At first, Thigpen alerted his network. It was an attractive job. But it became clear, he said, that working on it would put signature-gatherers directly in conflict with one of the giants of the signature-gathering world, Progressive Campaigns Inc. a firm headed by Angelo Paparella.
Paparella’s team was doing the petition to force One Paseo to a vote. And Paparella was not allowing anyone who signed a contract to work for him to also collect signatures for the Chargers petition. Right now, he’s paying $3 per signature.
I called Paparella. Was the effort to lure his workers out of the city having an effect on the referendum push against One Paseo?

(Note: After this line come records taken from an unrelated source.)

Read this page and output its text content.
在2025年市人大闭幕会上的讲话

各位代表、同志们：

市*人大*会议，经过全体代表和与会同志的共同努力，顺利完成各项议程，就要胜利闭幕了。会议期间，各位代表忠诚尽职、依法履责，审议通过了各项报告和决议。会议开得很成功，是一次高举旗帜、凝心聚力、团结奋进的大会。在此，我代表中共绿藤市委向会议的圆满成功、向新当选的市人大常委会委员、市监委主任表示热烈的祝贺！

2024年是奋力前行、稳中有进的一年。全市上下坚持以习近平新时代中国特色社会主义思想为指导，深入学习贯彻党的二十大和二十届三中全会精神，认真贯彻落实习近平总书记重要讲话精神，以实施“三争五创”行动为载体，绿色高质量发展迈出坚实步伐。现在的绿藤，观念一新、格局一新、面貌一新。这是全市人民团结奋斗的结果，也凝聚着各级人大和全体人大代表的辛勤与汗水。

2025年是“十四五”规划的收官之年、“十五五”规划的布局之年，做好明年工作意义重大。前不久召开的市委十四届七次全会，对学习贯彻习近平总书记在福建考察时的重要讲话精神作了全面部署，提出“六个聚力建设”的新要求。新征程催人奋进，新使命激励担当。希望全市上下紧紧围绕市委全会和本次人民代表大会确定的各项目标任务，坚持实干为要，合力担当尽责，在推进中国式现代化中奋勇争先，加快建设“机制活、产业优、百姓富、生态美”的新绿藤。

“Yes,” he said. “Circulators are being pulled to outlying areas so they’re not aiding our effort. Is it going to stop us from qualifying the referendum? No. So far, the response from the public has been very positive.”
Ken Farinsky, one of the co-founders of What Price Main Street, the group that lobbied hard against One Paseo, said the goal was to allow voters across the city to have a say. And Kilroy was working to stop it.
“They’re trying to outwit the desires of the city,” he said.
But Kilroy, in its statement, pointed out that the Council representing the whole city passed One Paseo with a 7-2 super-majority. It pointed to the major dollars its rival, the owner of a nearby shopping center, dumped into the campaign opposing it.
“Like the $1.5 million lobbying effort against One Paseo, this enterprise is being funded by an Orange County corporation seeking to protect its narrow business interests,” said the Kilroy statement.
That’s what makes this particular signature-gathering street battle so much different than many of the others: Both sides have money and are deploying it.
Thigpen said signature-gatherers were facing a tough choice.
“If they attempt to cross over, they will be blackballed from parts of the system,” he said. On the one hand, they could have an easy time with the Chargers petition, but they might get in the way of a major employer.
Paparella said he would not blacklist someone who worked against his firm. He said he hopes they would decide against joining an obvious blocking campaign.
“For the most part, petitioners believe in the process. They believe people have the right to vote on issues. A blocking campaign goes directly against that, and is bad for the initiative process,” he said.
For now, the business of the initiative process is booming.
Clarification: I mistakenly typed “inside” city limits instead of “outside” city limits to describe Kilroy’s petition effort. Kilroy’s Chargers petition is meant to lure signature gatherers to areas outside the city so they don’t work on the referendum against One Paseo.